やはり、V-Iの動きがたくさん見られます。

Countdownの4小節

こちらが、最初の4小節。Giant Stepsとは違い、マイナーセブンスから始まりますが、これが実は伏線で、巡り巡って最後のV7-Iに繋がるiiのコードになっているというドラマティックな構成です。つまり、ii-Vの間にキーチェンジを2回挟んで“寄り道”しているようなイメージですね。この4小節で使われているキーは、D、B、F。Giant Stepsと同じ、長3度関係にある離れた3人です。
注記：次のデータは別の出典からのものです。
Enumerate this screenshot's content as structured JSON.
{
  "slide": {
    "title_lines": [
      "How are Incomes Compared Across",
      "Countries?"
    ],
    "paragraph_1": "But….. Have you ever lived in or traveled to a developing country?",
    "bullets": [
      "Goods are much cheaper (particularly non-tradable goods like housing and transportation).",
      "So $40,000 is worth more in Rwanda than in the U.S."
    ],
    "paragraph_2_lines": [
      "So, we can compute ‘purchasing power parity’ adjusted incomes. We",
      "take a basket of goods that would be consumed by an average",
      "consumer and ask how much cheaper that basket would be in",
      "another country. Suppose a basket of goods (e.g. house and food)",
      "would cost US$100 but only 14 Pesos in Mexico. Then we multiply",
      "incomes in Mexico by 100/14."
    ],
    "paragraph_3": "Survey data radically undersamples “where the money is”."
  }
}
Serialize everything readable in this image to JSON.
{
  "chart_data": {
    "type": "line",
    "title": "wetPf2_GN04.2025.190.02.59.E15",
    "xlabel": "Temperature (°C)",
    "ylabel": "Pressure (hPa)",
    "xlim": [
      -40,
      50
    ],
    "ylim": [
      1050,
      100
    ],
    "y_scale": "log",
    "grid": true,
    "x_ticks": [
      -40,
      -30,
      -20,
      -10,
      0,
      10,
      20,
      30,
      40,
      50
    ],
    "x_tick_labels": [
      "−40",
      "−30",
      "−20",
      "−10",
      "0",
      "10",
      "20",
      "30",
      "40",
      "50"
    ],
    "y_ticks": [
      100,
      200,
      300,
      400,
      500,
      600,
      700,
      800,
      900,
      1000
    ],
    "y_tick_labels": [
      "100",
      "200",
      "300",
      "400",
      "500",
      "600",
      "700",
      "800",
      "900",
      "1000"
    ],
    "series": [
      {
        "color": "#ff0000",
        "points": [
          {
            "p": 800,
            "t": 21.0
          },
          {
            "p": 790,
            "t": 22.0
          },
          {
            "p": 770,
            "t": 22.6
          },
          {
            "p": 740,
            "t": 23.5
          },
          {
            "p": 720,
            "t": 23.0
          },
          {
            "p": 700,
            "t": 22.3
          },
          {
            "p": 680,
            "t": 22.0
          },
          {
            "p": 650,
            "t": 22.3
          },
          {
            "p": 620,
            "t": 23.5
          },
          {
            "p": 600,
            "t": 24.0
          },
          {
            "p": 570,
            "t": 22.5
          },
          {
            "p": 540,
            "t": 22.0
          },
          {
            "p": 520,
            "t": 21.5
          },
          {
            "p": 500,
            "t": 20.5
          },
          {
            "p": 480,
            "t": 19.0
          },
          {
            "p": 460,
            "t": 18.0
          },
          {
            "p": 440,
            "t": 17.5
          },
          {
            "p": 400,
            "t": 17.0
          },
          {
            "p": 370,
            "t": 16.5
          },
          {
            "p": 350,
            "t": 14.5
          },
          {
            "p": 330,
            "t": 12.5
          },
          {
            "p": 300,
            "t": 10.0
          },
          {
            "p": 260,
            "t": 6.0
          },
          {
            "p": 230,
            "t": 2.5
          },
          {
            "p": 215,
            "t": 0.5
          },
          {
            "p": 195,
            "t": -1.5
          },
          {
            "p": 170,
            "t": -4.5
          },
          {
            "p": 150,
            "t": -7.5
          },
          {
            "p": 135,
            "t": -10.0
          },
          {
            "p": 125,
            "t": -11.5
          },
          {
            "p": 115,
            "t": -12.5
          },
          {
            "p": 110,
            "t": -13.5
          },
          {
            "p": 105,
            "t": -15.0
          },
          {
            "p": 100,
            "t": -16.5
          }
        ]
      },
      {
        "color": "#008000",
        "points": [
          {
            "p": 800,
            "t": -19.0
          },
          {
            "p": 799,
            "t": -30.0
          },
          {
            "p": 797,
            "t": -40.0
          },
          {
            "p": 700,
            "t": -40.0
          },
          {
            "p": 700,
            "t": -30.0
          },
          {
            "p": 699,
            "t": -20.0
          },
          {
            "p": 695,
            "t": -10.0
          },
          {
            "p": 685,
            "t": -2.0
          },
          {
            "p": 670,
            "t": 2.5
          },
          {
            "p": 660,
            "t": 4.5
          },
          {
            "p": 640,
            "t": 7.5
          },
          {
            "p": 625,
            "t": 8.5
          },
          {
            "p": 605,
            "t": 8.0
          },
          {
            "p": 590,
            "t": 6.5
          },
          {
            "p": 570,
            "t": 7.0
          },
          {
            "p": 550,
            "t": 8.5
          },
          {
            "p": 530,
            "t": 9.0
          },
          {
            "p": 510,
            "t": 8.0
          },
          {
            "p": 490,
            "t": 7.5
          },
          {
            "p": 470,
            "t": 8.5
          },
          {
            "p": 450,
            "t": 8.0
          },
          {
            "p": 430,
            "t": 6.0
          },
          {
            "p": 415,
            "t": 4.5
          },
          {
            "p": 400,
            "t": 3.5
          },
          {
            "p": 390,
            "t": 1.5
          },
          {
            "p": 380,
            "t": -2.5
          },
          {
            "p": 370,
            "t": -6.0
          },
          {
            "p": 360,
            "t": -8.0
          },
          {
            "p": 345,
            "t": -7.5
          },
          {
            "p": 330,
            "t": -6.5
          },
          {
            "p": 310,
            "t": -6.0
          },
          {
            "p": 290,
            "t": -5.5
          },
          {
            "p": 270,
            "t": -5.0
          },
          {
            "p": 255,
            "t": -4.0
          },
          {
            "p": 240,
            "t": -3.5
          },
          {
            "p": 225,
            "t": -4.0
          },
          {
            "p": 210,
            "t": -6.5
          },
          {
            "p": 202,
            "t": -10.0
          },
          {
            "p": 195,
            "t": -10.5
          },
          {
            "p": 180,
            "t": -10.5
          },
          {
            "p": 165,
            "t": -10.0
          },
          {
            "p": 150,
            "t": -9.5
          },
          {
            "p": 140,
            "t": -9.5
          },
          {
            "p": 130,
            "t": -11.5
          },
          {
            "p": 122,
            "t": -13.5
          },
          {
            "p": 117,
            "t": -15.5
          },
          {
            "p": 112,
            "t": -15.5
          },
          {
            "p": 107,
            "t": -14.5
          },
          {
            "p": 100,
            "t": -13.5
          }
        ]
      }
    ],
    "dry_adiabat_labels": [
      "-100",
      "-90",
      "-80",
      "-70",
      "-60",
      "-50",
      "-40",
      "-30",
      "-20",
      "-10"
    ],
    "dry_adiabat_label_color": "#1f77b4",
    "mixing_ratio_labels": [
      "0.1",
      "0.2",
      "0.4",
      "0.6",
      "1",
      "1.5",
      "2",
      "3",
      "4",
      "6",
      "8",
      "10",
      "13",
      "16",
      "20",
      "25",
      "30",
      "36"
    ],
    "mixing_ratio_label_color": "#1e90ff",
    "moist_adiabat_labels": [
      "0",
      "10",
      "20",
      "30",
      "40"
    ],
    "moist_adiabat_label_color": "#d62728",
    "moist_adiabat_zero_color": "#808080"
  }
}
次の4小節は、この冒頭の4小節をまるまる全音下げた形になっています。

次の4小節

構造は全く同じですが、使うキーがC、A♭、Eとなります。当然先ほどの3つのキーとはかぶりませんから、これで6個のトニックが順に成立していることになります

V-Iの結びつきの強さを知ったことで、このような全く新しい発想が生まれるわけです。これがジャズ理論の面白さですね! もちろん、この調子で話を発展させて、12個全てをトニックにするやり方だってあるし、逆にトライトーン関係の2個でトニックを形成する方法もある。
V章でやった「多調性」が複数の調を同時に奏でるという難しい技法であったのに対し、こちらはその場その場のコードは普通だし、ii-V-Iという「手助け」もあるし、思ったよりかは実践しやすいです。その際は、微細なテンションの乗せ方やメロディライン、ヴォイシング次第で、自然にも不自然にも聴こえます。これまでの知識を総動員させて作るのがよいでしょう。